Last night I went to the Bay Urban Project Open House in Oakland and ate a yummy dinner, talked with college students in the midst of an intense summer project, heard students share their ethnic testimonies in spoken word form, and listened to my friend and former mentor Pauline Chen Fong speak passionately about "the cloud of witnesses" that have gone before us in acting out God's justice for the world and His people.
Ah, nights like that it all comes back to me - why I loved IV as a student, why I eagerly went on staff, how I loved seeing students change, how I loved working with students who wanted to change, how those precious four years where people are open and their hearts and minds are soft are so much fun and inspiring to work with, how much I loved God's call to staff for me and how much there was in it for me too.
(I never did OakUP or BAyUP but I did experience an influential freshman two-week plunge in Rockridge/Oakland back in 1997. A few memorable experiences include working at Habitat for Humanity, being scared to death of doing evangelism on BART but doing it anyway and having great discussions with people, and engaged in my first deep ah-ha discussion/process about race and me being white.

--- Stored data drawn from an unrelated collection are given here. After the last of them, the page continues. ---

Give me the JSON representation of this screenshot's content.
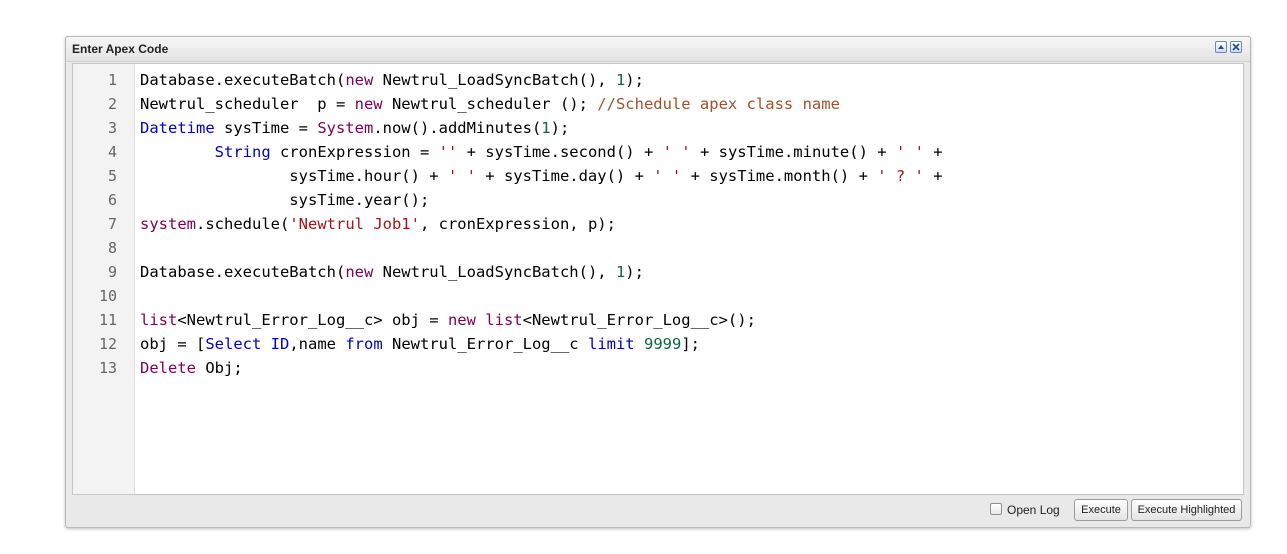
{
  "panel": {
    "title": "Enter Apex Code",
    "collapse_icon": "collapse-icon",
    "close_icon": "close-icon"
  },
  "editor": {
    "line_numbers": [
      "1",
      "2",
      "3",
      "4",
      "5",
      "6",
      "7",
      "8",
      "9",
      "10",
      "11",
      "12",
      "13"
    ],
    "lines": [
      [
        [
          "ident",
          "Database.executeBatch("
        ],
        [
          "kw",
          "new"
        ],
        [
          "ident",
          " Newtrul_LoadSyncBatch(), "
        ],
        [
          "num",
          "1"
        ],
        [
          "ident",
          ");"
        ]
      ],
      [
        [
          "ident",
          "Newtrul_scheduler  p = "
        ],
        [
          "kw",
          "new"
        ],
        [
          "ident",
          " Newtrul_scheduler (); "
        ],
        [
          "com",
          "//Schedule apex class name"
        ]
      ],
      [
        [
          "type",
          "Datetime"
        ],
        [
          "ident",
          " sysTime = "
        ],
        [
          "cls",
          "System"
        ],
        [
          "ident",
          ".now().addMinutes("
        ],
        [
          "num",
          "1"
        ],
        [
          "ident",
          ");"
        ]
      ],
      [
        [
          "ident",
          "        "
        ],
        [
          "type",
          "String"
        ],
        [
          "ident",
          " cronExpression = "
        ],
        [
          "str",
          "''"
        ],
        [
          "ident",
          " + sysTime.second() + "
        ],
        [
          "str",
          "' '"
        ],
        [
          "ident",
          " + sysTime.minute() + "
        ],
        [
          "str",
          "' '"
        ],
        [
          "ident",
          " +"
        ]
      ],
      [
        [
          "ident",
          "                sysTime.hour() + "
        ],
        [
          "str",
          "' '"
        ],
        [
          "ident",
          " + sysTime.day() + "
        ],
        [
          "str",
          "' '"
        ],
        [
          "ident",
          " + sysTime.month() + "
        ],
        [
          "str",
          "' ? '"
        ],
        [
          "ident",
          " +"
        ]
      ],
      [
        [
          "ident",
          "                sysTime.year();"
        ]
      ],
      [
        [
          "cls",
          "system"
        ],
        [
          "ident",
          ".schedule("
        ],
        [
          "str",
          "'Newtrul Job1'"
        ],
        [
          "ident",
          ", cronExpression, p);"
        ]
      ],
      [],
      [
        [
          "ident",
          "Database.executeBatch("
        ],
        [
          "kw",
          "new"
        ],
        [
          "ident",
          " Newtrul_LoadSyncBatch(), "
        ],
        [
          "num",
          "1"
        ],
        [
          "ident",
          ");"
        ]
      ],
      [],
      [
        [
          "kw",
          "list"
        ],
        [
          "ident",
          "<Newtrul_Error_Log__c> obj = "
        ],
        [
          "kw",
          "new"
        ],
        [
          "ident",
          " "
        ],
        [
          "kw",
          "list"
        ],
        [
          "ident",
          "<Newtrul_Error_Log__c>();"
        ]
      ],
      [
        [
          "ident",
          "obj = ["
        ],
        [
          "type",
          "Select"
        ],
        [
          "ident",
          " "
        ],
        [
          "type",
          "ID"
        ],
        [
          "ident",
          ",name "
        ],
        [
          "type",
          "from"
        ],
        [
          "ident",
          " Newtrul_Error_Log__c "
        ],
        [
          "type",
          "limit"
        ],
        [
          "ident",
          " "
        ],
        [
          "num",
          "9999"
        ],
        [
          "ident",
          "];"
        ]
      ],
      [
        [
          "kw",
          "Delete"
        ],
        [
          "ident",
          " Obj;"
        ]
      ]
    ]
  },
  "footer": {
    "open_log_label": "Open Log",
    "open_log_checked": false,
    "execute_label": "Execute",
    "execute_highlighted_label": "Execute Highlighted"
  },
  "colors": {
    "keyword": "#7f0055",
    "type": "#0000c8",
    "string": "#a31515",
    "number": "#116644",
    "comment": "#a0522d"
  }
}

I had talked a lot about race and ethnicity with friends my first college year including protesting against Prop 209 at the Campanile but I hadn't stopped and considered my own race and what that meant for me.)
Ben C. "dared" me earlier to write about people who have influenced me. As I sat last night in the pew listening to Pauline talk, I kept smiling as I thought about how much she has influenced me. It feels a bit strange to write so admiringly about a current person but when I think about who has affected and helped me in my journey, she comes up a lot. In so many direct conversations and words, but also in just watching her be the strong single woman staffworker when I was a student, and now the strong but tired mother of two IV staff who has increasingly taken on more leadership in IV. She helped me during some pretty rough times when I was on staff and I am eternally grateful to her. There are so many stories I could tell about her but let me summarize. If I am a person of prayer, it has a lot to do with Pauline. If I am a person that loves the world and missions, it has been nurtured by her. If I am a person who is ok with my own ethnicity, it is has been helped by her intentional and thoughtful words to me about developing my own white identity and also by walking with her in her Taiwanese-American identity. If I am someone who looks thoughtfully and asks the hard questions of myself and others, it is definitely because of Pauline's presence in my life. If I am at all someone who looks out to mentor others and live with compassion and generosity and be real with her own struggles, it has been modeled after her. Pauline, thank you.
I have had the great privilige of being taught and mentored by, and worked with, some of the most humble, inspiring, real, funny, in love with Jesus, risky, brave, passionate, willing to walk against the stream's flow, caring people during my time in InterVarsity, esp staff. Some people I worked with mainly in groups and have had only a few deeply memorable conversations with here and there but they were incredibly inspiring and are still very welcoming when I run into them now (Phil and Leslie Bowling-Dyer to name a few). Some people were peers and friends and I learned and received so much from walking with them (Christie de Leon, Mark Afram).
I think the only person that comes second to Pauline in shaping me from IV has been Jon Paris. He led our overall small group as staff when I was a bright-eyed freshman and I later got to work alongside him as staff in San Francisco. He influenced a lot of people including me but when I got the chance to live with him and his wife in SF, his influence on me really kicked up a notch. He really asked caring but hard questions and got me to rethink a lot of things from car ownership to dating to financial stewardship. He didn't just sympathize when fundraising was hard, he took action and got in the trenches with me. There's a lot more but let me just say, thanks Jon. And yes, I still have a book of yours! sorry :)
Thanks, faithful people of IV. It has sometimes been really tough, disappointing, hurtful, and painful and I've wanted nothing more to do with any of y'all! Then I go to something like last night and I remember the good stuff too. God, thanks for bringing me into that group and for leading me always.